First District Affirms Trial Court’s Finding of Residence Owned by Husband Prior to Marriage and Transferred to Land Trust with Wife as Beneficiary as Marital Property
In In re Marriage of Klose, 2023 IL App (1st) 192253, the husband appealed the trial court’s ruling that the home he owned prior to the marriage, and which would later become the marital residence, was marital property. During the marriage the parties retained the services of an estate planning attorney, who created a land trust to which the husband transferred ownership of the home and of which the wife was named the beneficiary as well as two reciprocal trusts for the parties. The estate planning attorney testified at trial regarding the creation of the trusts. He also testified that the husband contacted him when the marriage was deteriorating and attempted to remove the wife as the beneficiary of the land trust. The trial court found that the husband’s meetings with the estate planning attorney to potentially remove the wife as the land trust’s beneficiary evidenced that he understood he had gifted the home to the wife. The finding was further corroborated by the estate planning attorney’s testimony. The husband presented no evidence refuting the estate planning attorney’s testimony or establishing that he was forced to sign the trust documents. Therefore, the trial court’s ruling was not against the manifest weight of the evidence.
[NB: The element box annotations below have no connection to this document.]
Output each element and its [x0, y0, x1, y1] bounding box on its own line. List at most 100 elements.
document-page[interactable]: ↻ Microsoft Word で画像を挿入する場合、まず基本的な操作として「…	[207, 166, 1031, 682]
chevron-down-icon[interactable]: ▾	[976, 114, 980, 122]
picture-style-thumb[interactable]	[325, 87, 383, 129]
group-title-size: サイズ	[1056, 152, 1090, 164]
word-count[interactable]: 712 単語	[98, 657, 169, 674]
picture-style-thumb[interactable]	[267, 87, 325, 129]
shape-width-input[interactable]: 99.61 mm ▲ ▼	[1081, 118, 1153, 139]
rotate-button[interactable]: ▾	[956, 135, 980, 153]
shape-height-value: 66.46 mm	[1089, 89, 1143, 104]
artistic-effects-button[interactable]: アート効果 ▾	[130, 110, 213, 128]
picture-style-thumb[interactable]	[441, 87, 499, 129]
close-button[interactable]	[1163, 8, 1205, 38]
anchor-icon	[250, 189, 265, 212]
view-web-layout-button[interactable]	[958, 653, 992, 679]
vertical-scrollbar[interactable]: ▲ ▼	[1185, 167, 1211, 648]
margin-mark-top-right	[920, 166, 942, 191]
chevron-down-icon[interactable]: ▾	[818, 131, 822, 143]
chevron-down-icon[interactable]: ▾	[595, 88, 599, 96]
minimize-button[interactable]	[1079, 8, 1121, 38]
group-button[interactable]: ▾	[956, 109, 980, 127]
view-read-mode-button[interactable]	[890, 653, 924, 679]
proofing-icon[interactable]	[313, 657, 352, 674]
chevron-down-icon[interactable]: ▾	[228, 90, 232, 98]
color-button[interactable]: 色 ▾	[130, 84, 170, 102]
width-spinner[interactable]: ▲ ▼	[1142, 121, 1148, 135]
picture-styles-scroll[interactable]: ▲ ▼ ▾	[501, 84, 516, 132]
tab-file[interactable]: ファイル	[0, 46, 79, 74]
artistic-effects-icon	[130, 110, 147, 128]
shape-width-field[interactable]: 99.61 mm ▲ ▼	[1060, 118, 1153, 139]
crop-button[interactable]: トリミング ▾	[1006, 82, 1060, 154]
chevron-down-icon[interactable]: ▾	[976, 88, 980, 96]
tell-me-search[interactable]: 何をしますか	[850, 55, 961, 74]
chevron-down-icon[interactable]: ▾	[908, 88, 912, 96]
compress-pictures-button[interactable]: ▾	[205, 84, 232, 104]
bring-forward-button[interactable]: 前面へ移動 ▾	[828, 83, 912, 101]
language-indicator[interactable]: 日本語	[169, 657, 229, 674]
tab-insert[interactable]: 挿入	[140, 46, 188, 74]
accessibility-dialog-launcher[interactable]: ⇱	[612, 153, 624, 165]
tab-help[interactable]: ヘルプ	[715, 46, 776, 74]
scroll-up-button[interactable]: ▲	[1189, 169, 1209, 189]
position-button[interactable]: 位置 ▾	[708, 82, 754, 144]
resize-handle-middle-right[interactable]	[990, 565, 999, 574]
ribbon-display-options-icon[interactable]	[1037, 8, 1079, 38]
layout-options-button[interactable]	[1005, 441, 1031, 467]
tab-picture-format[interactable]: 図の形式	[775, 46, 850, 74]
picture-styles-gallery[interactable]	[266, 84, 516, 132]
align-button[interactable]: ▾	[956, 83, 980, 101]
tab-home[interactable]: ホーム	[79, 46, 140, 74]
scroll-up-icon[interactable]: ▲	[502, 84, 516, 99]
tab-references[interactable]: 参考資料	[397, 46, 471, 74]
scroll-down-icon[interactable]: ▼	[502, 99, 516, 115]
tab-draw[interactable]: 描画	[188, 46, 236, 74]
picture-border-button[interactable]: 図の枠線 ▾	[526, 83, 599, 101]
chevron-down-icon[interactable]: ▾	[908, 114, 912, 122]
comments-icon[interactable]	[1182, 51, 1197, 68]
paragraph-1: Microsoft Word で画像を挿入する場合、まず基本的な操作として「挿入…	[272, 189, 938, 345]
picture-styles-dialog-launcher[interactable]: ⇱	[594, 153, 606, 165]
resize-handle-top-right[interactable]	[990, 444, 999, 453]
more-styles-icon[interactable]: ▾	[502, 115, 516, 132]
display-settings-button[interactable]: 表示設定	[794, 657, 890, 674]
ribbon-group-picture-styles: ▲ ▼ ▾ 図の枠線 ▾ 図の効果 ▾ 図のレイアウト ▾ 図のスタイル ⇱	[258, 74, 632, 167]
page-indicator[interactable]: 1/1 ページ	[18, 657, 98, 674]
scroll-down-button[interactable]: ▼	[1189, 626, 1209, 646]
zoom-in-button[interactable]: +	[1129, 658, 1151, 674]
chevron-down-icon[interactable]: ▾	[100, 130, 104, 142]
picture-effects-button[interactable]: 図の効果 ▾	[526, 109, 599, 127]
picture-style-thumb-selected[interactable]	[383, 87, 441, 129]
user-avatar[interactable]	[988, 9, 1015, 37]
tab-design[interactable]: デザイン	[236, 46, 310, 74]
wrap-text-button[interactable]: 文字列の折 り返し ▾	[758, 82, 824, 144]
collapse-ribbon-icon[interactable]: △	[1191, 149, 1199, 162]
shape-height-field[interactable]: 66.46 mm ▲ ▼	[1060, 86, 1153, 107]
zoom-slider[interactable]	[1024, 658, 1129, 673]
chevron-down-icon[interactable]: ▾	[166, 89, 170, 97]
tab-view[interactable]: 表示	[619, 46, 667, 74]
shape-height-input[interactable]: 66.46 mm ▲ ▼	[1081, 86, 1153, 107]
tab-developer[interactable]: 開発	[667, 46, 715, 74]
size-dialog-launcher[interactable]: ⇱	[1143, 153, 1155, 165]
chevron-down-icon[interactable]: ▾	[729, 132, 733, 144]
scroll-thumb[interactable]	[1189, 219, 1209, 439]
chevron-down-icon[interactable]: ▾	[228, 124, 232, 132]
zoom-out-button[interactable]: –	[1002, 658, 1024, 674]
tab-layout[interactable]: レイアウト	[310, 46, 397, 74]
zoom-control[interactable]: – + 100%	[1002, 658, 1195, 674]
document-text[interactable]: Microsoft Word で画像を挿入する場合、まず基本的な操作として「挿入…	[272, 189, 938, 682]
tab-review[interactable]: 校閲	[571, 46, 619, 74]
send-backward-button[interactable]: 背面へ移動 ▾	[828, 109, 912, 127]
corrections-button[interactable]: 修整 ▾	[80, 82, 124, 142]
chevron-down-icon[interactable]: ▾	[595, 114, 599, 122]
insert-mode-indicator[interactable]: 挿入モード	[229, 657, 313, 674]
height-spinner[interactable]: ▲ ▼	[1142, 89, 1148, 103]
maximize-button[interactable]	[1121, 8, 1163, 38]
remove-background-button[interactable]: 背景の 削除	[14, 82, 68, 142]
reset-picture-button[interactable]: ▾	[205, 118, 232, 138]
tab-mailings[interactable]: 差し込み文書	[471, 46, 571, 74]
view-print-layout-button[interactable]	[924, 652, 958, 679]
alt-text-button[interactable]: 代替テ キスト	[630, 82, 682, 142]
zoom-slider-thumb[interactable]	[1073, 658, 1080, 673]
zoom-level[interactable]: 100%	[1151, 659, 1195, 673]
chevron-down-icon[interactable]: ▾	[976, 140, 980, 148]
Trial Court’s Characterization of Three Investment Accounts Created During Marriage as Marital Property Affirmed
In Klose, supra, the husband claimed that three investment accounts created during the marriage were formed with personal savings he had acquired from his employment back to 1954 and therefore should be his nonmarital property. The evidence showed that the total wages he earned prior to the marriage was $333,695 and the investment accounts totaled $1,551,689.92 at the time of trial. 2023 IL App (1st) 192253 at ¶24. The husband conceded at trial that there was no way to trace the funds because there was commingling with marital earnings, but he argued that his testimony alone was enough to establish their nonmarital character without documentary evidence regarding the source of funds. He relied on In re Marriage of Henke, 313 Ill.App.3d 159, 728 N.E.2d 1137, 245 Ill.Dec. 780 (2d Dist. 2000), for the premise that the lack of documentary evidence does not preclude a party from rebutting the marital property presumption. 2023 IL App (1st) 192253 at ¶26. However, his reliance was misplaced because Henke was essentially a reimbursement issue, not a characterization issue. The appellate court affirmed the trial court’s ruling and held that, given the lack of documentation regarding the source of the funds used to establish the accounts during the marriage, the husband’s testimony alone was not enough to rebut the presumption of marital property.
Trial Court Did Not Abuse Its Discretion in Clarifying Its Judgment 30 Days After Entry of Judgment
In Klose, supra, the wife filed a motion to clarify the judgment under §2-1401 of the Code of Civil Procedure, 735 ILCS 5/1-101, et seq., requesting the trial court to clarify how it was treating $222,045.76 that the husband had withdrawn from his retirement account during the pendency of the case as applied to the overall distribution of property, which was at issue. The trial court clarified the judgment and awarded the wife 50 percent of such funds, which was consistent with its overall allocation of marital property. The husband appealed, claiming the trial court had lost jurisdiction to modify the judgment after 30 days from its entry. The appellate court held that the trial court’s order was not a modification of the property allocation but akin to enforcement because it essentially distributed the funds in accordance with its overall property allocation.